En clair, l’ancienne colonie allemande est devenue un eldorado sur le continent africain. Même l’Afrique du Sud, le Ghana, le Sénégal, le Nigeria, la Namibie, l’Île Maurice, le Cap Vert, le Bénin, etc. ne tiendraient pas la comparaison devant le Togo. Bref, tout va bien sur les 56 000km². Du griotisme version allemande quoi ! Soit dit en passant, il a mis mal à l’aise certains invités parmi lesquels des tenants de la « dictature héréditaire » qui étouffe les Togolais depuis 1967. « Est-il obligé de faire cette malheureuse comparaison ? », se sont-ils demandé.

Par cette sortie, Volker Berresheim prouve qu’il est d’une autre époque. Pour être poli, nous dirons qu’il ne connaît pas grand-chose des différents pays africains. A l’ère de l’Internet où il est facile d’apprendre des autres, il continue de croire que les « Bororos sont des Araras ». Dommage !

Si l’ambassadeur Volker Berresheim a pu servir ces légèretés en présence de Günter Nooke, c’est que les deux personnalités sont du même acabit. Les enfants togolais diront « Nooke et Berresheim, c’est même pipe, même tabac ». Interrogé par le site gouvernemental « republictogo.xxx » sur son appréciation de l’évolution politique au Togo, le Représentant personnel de la chancelière pour l’Afrique a répondu sans ambages : « De notre point de vue, le pays est sur le point de devenir un modèle pour la démocratisation en Afrique, et on ne peut qu’encourager ce processus qui est conduit sous l’impulsion du chef de l’Etat ».

Hum ! Pourquoi le Togo ne deviendra-t-il pas un modèle pour l’Allemagne elle-même ? Pourquoi l’Allemagne n’optera-t-elle pas pour la « dictature héréditaire » avec une seule famille aux affaires durant un demi-siècle ? Pourquoi l’Allemagne ne nommera-t-elle pas à la place des Bürgermeister (maires) élus, des chefs de délégation spéciale comme au Togo ? Pourquoi l’Allemagne n’aura-t-elle pas des chefs traditionnels qui, sur financement de l’Ambassadeur du Togo en Allemagne, seront formés à la neutralité lors des prochaines élections ?
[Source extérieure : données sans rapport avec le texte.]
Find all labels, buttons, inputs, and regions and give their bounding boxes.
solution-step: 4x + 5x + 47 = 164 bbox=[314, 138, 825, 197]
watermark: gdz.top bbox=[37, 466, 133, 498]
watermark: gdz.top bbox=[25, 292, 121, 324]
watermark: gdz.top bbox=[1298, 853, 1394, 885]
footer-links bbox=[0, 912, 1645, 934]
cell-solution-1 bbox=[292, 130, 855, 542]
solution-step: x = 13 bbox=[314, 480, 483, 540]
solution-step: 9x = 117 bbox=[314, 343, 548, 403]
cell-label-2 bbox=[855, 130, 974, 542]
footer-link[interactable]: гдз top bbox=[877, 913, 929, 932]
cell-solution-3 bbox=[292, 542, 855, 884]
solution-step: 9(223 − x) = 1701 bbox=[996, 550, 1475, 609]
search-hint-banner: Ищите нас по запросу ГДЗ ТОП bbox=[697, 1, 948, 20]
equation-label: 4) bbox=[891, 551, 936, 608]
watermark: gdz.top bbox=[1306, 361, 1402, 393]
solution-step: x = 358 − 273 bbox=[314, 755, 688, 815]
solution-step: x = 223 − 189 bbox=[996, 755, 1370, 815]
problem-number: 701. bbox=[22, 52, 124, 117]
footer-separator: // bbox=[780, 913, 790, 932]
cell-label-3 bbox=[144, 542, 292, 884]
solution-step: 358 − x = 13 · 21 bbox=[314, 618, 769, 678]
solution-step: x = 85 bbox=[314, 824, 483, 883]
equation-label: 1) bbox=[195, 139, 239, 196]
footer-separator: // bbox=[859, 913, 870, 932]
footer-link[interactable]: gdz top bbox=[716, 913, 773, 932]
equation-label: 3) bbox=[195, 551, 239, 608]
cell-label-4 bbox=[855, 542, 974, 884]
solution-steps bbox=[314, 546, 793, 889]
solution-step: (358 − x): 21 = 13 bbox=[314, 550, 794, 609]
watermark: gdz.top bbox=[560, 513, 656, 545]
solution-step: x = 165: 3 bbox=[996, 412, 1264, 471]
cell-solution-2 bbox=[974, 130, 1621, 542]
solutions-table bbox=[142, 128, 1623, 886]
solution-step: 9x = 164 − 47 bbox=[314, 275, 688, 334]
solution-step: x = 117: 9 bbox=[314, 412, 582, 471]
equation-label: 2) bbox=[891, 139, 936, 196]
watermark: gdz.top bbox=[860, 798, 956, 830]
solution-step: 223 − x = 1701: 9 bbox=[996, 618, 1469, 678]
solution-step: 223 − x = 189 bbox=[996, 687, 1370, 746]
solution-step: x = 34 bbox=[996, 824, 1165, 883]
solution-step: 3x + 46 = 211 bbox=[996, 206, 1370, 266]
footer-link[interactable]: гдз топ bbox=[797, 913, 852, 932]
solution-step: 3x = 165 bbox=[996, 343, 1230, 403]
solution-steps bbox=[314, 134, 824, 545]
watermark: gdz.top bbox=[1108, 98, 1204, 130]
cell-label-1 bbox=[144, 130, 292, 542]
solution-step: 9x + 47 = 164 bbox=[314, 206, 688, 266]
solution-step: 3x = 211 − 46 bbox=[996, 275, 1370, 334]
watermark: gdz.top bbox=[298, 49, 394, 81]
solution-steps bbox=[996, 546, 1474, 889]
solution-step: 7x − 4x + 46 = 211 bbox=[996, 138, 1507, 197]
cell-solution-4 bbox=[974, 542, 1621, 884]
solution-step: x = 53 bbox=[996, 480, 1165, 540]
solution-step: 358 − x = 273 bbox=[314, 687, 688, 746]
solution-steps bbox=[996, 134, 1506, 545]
Depuis que certaines sociétés allemandes ont commencé à s’installer au Togo – la société Heidelberg gère par exemple une cimenterie à Sika-Kondji dans la préfecture de Yoto et personne ne sait les conditions dans lesquelles ce marché lui a été offert -, les diplomates allemands font le jeu du pouvoir. Pour paraphraser Charles de Gaule, on dira que « l’Allemagne n’a pas d’ami, elle n’a que des intérêts ». Et quand les intérêts sont en jeu, on ferme les yeux sur les droits de l’homme, le bien-être des Togolais et on joue au griot sous les tropiques. Court, l’embellie entre les autorités togolaises et les diplomates allemands nous rappelle Faust, ce héros des contes populaires allemands, qui a fini par pactiser avec le diable.